Ce qui rend ce concept si particulier est que la personne a peur d’être démasquée, c’est-à-dire que les autres découvrent son « imposture ». Habitée par un doute permanent, elle se cache sous un rythme de travail effréné tentant de justifier ses propos et son succès. Certains associent ce syndrome à une absence de confiance en soi, mais ce n’est pas tout à fait le cas. Si vous vous reconnaissez dans cette définition du syndrome de l’imposteur, vous pouvez en apprendre davantage auprès de coachs en développement personnel qui vous aideront à faire face à ce mécanisme de défense psychologique. Ainsi, ces professionnels vous accompagneront dans la quête de votre personnalité afin d’apprendre à profiter de chaque instant de votre vie.

Quels risques encourent les personnes atteintes du syndrome de l’imposteur ?

Les psychologues expliquent le syndrome de l’imposteur comme une forme de mécanisme de défense de l’esprit. De manière inconsciente ou consciente, un individu refuse les mérites parce qu’il ne donne pas de la valeur à ses compétences. Des études révèlent qu’environ 70 % de la population a déjà vécu ce genre d’expérience au moins une fois au cours de leur vie, et à peu près 20 % d’entre eux vivent le syndrome de l’imposteur sur une période prolongée.

Perçu comme inoffensif, le syndrome de l’imposteur présente pourtant des risques importants. Par exemple, pour justifier leurs performances et par crainte de se sentir démasquées, les personnes se tuent littéralement à tâche. Or, un excès de travail peut être source de stress et surtout de fatigue voire d’un burn-out. En d’autres termes, le syndrome de l’imposteur peut pousser des individus à s’investir plus qu’il n’en faut dans leur travail ou toute autre activité, et à se fatiguer trop vite.

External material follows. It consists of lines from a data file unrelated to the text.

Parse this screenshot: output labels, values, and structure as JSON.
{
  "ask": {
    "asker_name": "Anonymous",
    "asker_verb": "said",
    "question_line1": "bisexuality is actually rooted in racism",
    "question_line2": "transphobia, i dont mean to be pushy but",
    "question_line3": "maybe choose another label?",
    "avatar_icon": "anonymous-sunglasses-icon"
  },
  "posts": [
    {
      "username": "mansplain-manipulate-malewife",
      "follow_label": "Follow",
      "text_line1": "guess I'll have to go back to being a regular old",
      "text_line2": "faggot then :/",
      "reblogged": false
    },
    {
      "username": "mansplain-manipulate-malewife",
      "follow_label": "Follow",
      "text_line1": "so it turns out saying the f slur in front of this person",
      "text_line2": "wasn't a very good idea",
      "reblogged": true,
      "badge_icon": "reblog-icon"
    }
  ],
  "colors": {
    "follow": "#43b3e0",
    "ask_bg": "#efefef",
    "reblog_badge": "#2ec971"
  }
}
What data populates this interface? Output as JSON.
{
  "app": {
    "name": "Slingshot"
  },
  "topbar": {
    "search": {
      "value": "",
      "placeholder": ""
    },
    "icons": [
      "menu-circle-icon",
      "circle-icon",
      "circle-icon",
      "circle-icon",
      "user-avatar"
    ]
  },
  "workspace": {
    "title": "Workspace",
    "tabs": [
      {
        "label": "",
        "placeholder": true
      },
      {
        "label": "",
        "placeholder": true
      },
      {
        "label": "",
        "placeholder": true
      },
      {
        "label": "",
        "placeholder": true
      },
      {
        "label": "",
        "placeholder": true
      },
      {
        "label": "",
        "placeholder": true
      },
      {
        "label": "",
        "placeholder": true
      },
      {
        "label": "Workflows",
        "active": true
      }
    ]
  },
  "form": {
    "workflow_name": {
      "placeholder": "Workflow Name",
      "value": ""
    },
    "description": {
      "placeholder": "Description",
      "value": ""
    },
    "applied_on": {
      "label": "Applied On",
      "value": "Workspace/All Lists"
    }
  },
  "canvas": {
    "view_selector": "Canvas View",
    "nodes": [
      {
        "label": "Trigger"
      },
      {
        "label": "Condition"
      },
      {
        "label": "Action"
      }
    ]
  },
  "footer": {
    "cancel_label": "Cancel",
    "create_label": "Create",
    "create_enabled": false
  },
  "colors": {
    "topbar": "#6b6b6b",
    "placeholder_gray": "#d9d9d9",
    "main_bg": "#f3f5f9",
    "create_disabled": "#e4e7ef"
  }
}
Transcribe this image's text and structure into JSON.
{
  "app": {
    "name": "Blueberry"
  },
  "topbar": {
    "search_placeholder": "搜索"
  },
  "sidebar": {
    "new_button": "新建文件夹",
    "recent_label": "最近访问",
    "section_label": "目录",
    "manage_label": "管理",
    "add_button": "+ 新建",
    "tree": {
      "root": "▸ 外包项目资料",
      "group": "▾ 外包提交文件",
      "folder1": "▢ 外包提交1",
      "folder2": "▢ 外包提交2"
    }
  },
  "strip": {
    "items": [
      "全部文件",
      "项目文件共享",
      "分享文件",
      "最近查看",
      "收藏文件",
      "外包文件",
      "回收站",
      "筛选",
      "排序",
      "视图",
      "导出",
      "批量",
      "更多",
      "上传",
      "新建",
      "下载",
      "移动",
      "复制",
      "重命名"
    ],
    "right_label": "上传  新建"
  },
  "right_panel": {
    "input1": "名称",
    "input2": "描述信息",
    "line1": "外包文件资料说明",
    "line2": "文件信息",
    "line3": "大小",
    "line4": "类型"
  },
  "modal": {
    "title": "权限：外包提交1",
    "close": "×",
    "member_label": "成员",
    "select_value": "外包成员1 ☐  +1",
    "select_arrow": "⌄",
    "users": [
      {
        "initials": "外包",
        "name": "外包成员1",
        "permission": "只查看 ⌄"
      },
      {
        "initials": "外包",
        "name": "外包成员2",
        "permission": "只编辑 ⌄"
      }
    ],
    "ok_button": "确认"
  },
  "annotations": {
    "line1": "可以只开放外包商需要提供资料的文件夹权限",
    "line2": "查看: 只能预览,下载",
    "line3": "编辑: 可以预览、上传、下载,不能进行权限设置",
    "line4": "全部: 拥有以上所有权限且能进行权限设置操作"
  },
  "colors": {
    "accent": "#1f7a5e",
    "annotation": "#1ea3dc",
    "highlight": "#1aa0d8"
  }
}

Quelles solutions pour gérer le syndrome de l’imposteur ?

Les soins et les accompagnements varient en fonction du degré du syndrome de l’imposteur. Les personnes qui développent automatiquement ce mécanisme pour chaque réussite professionnelle ou personnelle doivent bénéficier d’un suivi. L’aide d’un psychologue leur permettra de renouer avec l’estime de soi. Cependant, des coachs en développement personnel possèdent également les compétences pour guider ces personnes. Ils ouvriront leurs yeux sur les réalités et leurs vraies natures. La confiance en soi ne se retrouvera pas du jour au lendemain, mais les accompagnements aideront à s’éloigner de ce syndrome.